Treatment & Mitigating Measures
If symptoms of otic or sinus barotrauma, or discomfort, occur in-flight then action is required, depending on the stage of the flight profile (climb, cruise, or descent), the severity of the trauma, and also depending on whether the patient is a crew member or passenger. Solutions may include: an immediate return to the departure aerodrome; a reduced cruising altitude; pressurisation management; and, continuation to destination with the application of first aid. Most critical for severe cases will be the need to control the descent in stages, allowing the patient time to equalise their ears frequently. The most crucial stage (i.e. with the greatest pressure change) is the last few thousand feet of altitude.

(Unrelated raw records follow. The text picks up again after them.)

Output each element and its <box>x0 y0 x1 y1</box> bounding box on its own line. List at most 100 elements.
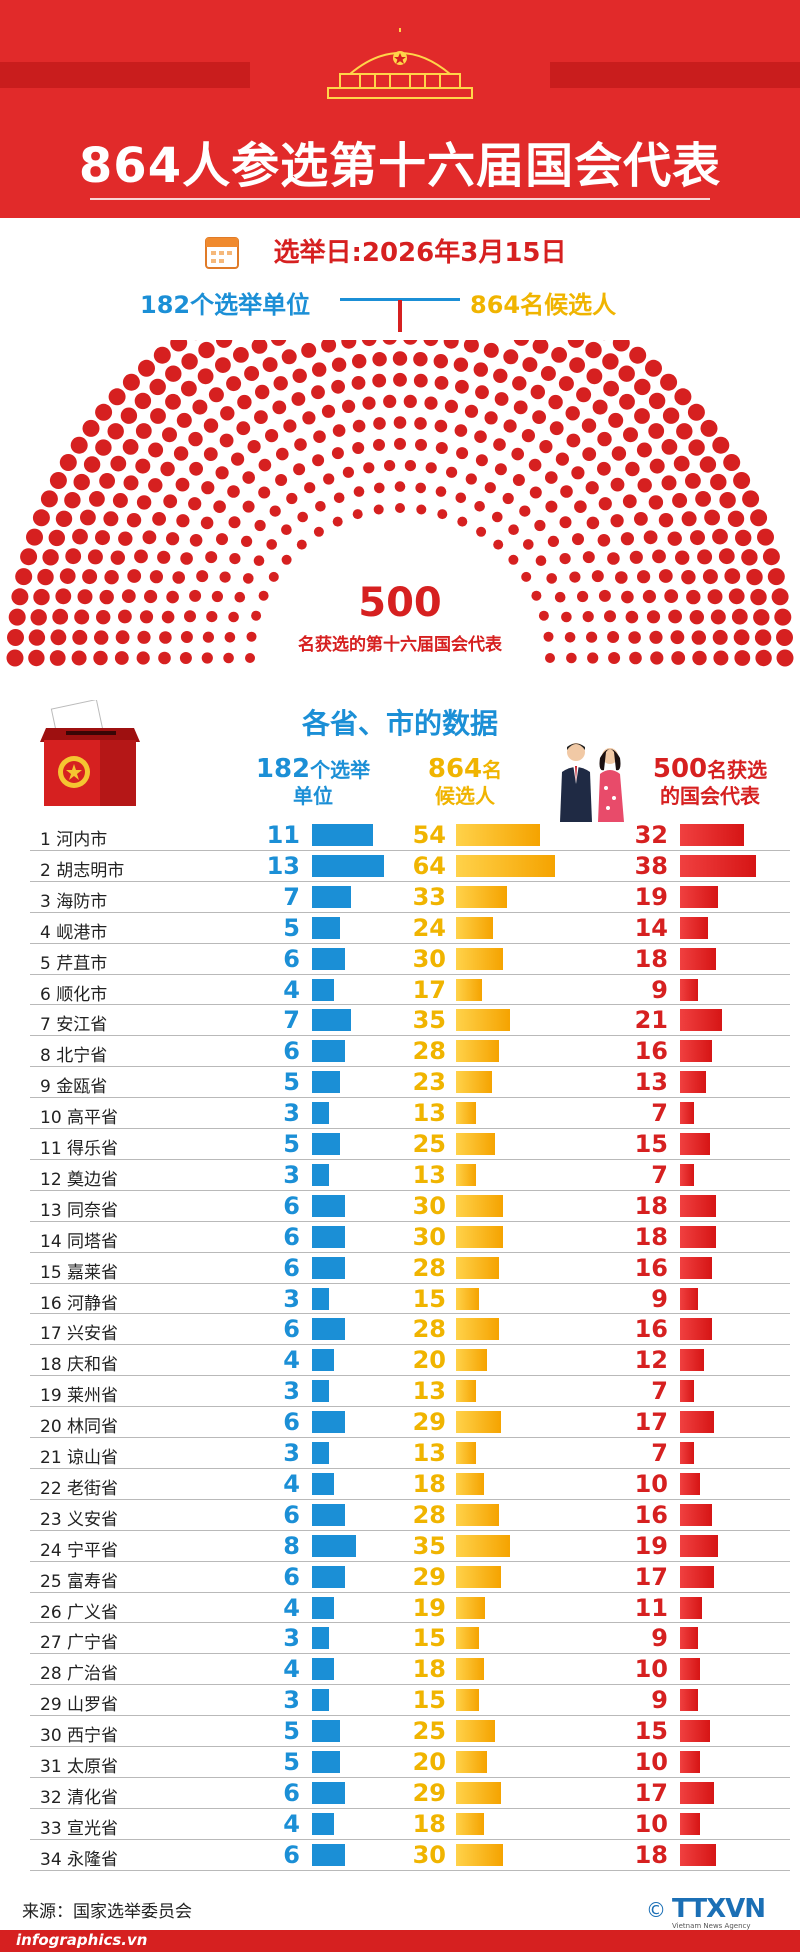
seat-dot <box>205 551 218 564</box>
seat-dot <box>433 354 448 369</box>
seat-dot <box>662 407 680 424</box>
seat-dot <box>581 418 597 433</box>
seat-dot <box>548 394 563 410</box>
reps-bar <box>680 1349 704 1372</box>
seat-dot <box>228 516 241 529</box>
units-value: 4 <box>283 1809 300 1838</box>
row-divider <box>30 1066 790 1068</box>
seat-dot <box>362 396 376 410</box>
seat-dot <box>648 495 664 510</box>
seat-dot <box>565 406 580 421</box>
seat-dot <box>373 504 384 515</box>
seat-dot <box>201 481 215 495</box>
seat-dot <box>208 387 224 403</box>
seat-dot <box>96 610 111 625</box>
units-value: 6 <box>283 1562 300 1591</box>
seat-dot <box>522 357 538 373</box>
units-bar <box>312 1843 345 1866</box>
candidates-bar <box>456 1442 477 1464</box>
seat-dot <box>519 505 531 517</box>
reps-value: 17 <box>634 1562 668 1591</box>
seat-dot <box>545 471 558 484</box>
seat-dot <box>184 610 196 623</box>
seat-dot <box>286 492 298 505</box>
province-label: 30 西宁省 <box>40 1726 119 1747</box>
units-value: 3 <box>283 1439 300 1467</box>
seat-dot <box>512 474 525 486</box>
province-label: 20 林同省 <box>40 1417 119 1438</box>
seat-dot <box>223 652 234 664</box>
seat-dot <box>296 539 307 550</box>
seat-dot <box>415 482 427 494</box>
reps-value: 9 <box>651 1686 668 1715</box>
units-value: 11 <box>266 821 300 849</box>
candidates-bar <box>456 1565 501 1588</box>
seat-dot <box>229 553 241 565</box>
candidates-bar <box>456 1194 503 1217</box>
site-link[interactable]: infographics.vn <box>16 1931 148 1949</box>
seat-dot <box>530 384 545 400</box>
seat-dot <box>254 410 268 424</box>
seat-dot <box>691 630 706 645</box>
seat-dot <box>40 490 58 508</box>
province-label: 2 胡志明市 <box>40 860 125 881</box>
seat-dot <box>302 411 316 425</box>
units-bar <box>312 1812 334 1835</box>
row-divider <box>30 1097 790 1099</box>
seat-dot <box>559 516 572 529</box>
seat-dot <box>572 533 584 546</box>
seat-dot <box>610 477 625 492</box>
reps-value: 15 <box>634 1130 668 1158</box>
seat-dot <box>689 610 704 625</box>
row-divider <box>30 1498 790 1500</box>
seat-dot <box>532 340 549 354</box>
seat-dot <box>750 509 768 527</box>
candidates-value: 30 <box>412 1191 446 1220</box>
title-underline <box>90 198 710 200</box>
seat-dot <box>136 651 150 665</box>
seat-dot <box>112 493 128 508</box>
candidates-value: 29 <box>412 1408 446 1437</box>
province-label: 11 得乐省 <box>40 1139 119 1159</box>
candidates-value: 35 <box>412 1531 446 1560</box>
seat-dot <box>135 423 152 439</box>
seat-dot <box>270 340 287 346</box>
reps-bar <box>680 947 716 970</box>
seat-dot <box>582 611 594 623</box>
reps-bar <box>680 1318 712 1341</box>
seat-dot <box>535 555 547 566</box>
reps-value: 16 <box>634 1253 668 1282</box>
seat-dot <box>6 649 24 667</box>
header-stripe-right <box>550 62 800 88</box>
seat-dot <box>7 629 24 646</box>
candidates-value: 18 <box>412 1469 446 1498</box>
seat-dot <box>189 461 204 476</box>
seat-dot <box>342 399 356 413</box>
seat-dot <box>159 631 172 644</box>
seat-dot <box>28 649 45 667</box>
seat-dot <box>107 423 124 440</box>
seat-dot <box>135 458 151 474</box>
seat-dot <box>137 630 151 644</box>
seat-dot <box>243 573 254 584</box>
seat-dot <box>372 373 387 388</box>
reps-bar <box>680 1781 714 1804</box>
reps-bar <box>680 1287 698 1310</box>
row-divider <box>30 1684 790 1686</box>
seat-dot <box>332 424 346 437</box>
seat-dot <box>652 549 666 564</box>
seat-dot <box>697 549 713 565</box>
seat-dot <box>394 481 406 492</box>
units-bar <box>312 1287 329 1310</box>
seat-dot <box>622 494 637 509</box>
seat-dot <box>545 500 558 513</box>
province-label: 22 老街省 <box>40 1478 119 1499</box>
seat-dot <box>65 548 82 565</box>
seat-dot <box>483 342 499 358</box>
row-divider <box>30 1560 790 1562</box>
reps-bar <box>680 1751 700 1773</box>
seat-dot <box>538 610 549 621</box>
seat-dot <box>425 462 437 474</box>
seat-dot <box>49 472 67 489</box>
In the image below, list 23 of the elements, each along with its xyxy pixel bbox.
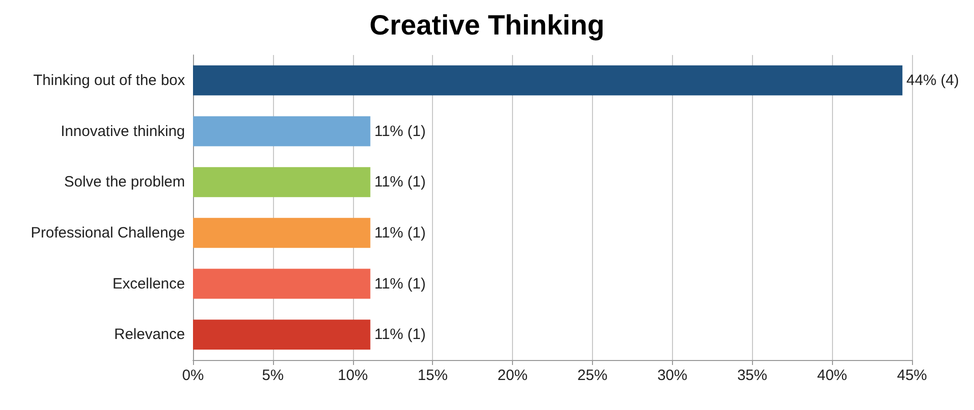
x-tick-label: 10% bbox=[338, 367, 368, 384]
y-tick-label: Excellence bbox=[112, 275, 185, 292]
x-tick-label: 5% bbox=[262, 367, 284, 384]
y-tick-label: Solve the problem bbox=[64, 174, 185, 191]
x-tick-label: 45% bbox=[896, 367, 928, 384]
x-tick-label: 15% bbox=[418, 367, 448, 384]
data-label: 11% (1) bbox=[374, 326, 426, 344]
y-tick-label: Innovative thinking bbox=[60, 122, 185, 140]
data-label: 11% (1) bbox=[374, 275, 426, 292]
x-tick-label: 25% bbox=[577, 367, 608, 384]
data-label: 11% (1) bbox=[374, 122, 426, 140]
data-label: 11% (1) bbox=[374, 174, 426, 191]
chart-title: Creative Thinking bbox=[370, 10, 604, 40]
x-tick-label: 40% bbox=[817, 367, 848, 384]
x-tick-label: 0% bbox=[182, 367, 204, 384]
data-label: 44% (4) bbox=[906, 72, 959, 89]
y-tick-label: Professional Challenge bbox=[30, 224, 185, 242]
y-tick-label: Thinking out of the box bbox=[33, 72, 186, 89]
x-tick-label: 35% bbox=[737, 367, 768, 384]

An badly affected crewmember should be removed from duties. There can be some leeway if one of only two pilots is affected, depending on the severity of pain; but discussions will need to cover the potential symptoms of degraded hearing, performance and possible dizziness and imbalance.
All cabin and flight crew are regularly trained in first aid and the use of the first aid equipment on-board. This will include the use of nasal decongestants to assist in freeing up the Eustachian tubes and ostia, usually in connection with the Valsalva method of ear “popping”. They will also be familiar with the use of analgesics to relieve some of the associated pain.
The simplest measure to take is to never fly with a cold, flu, or any other similar illness and infection. Similarly, do not fly if you cannot equalise the pressure in your middle ears using the Valsalva method; perhaps making it a habit to check this before every flight is a good habit to adopt?
The common causes of blocked ostia and Eustachian tubes usually clear up within a period of a few weeks, and usually no long-term damage occurs. Symptoms, including sinusitis headaches, can be alleviated by an array of different prescribed and over the counter drugs and products. However, flight and cabin crew should not self-medicate and should consult their Company surgeon or private Doctor. For some persistent bacterial infections antibiotics may need to be prescribed, which may preclude any flying for the duration of the course (often 10-days).
Blockages resulting from allergic reactions may be relieved through decongestants and antihistamine, but ultimately the source of the allergy will need to be addressed.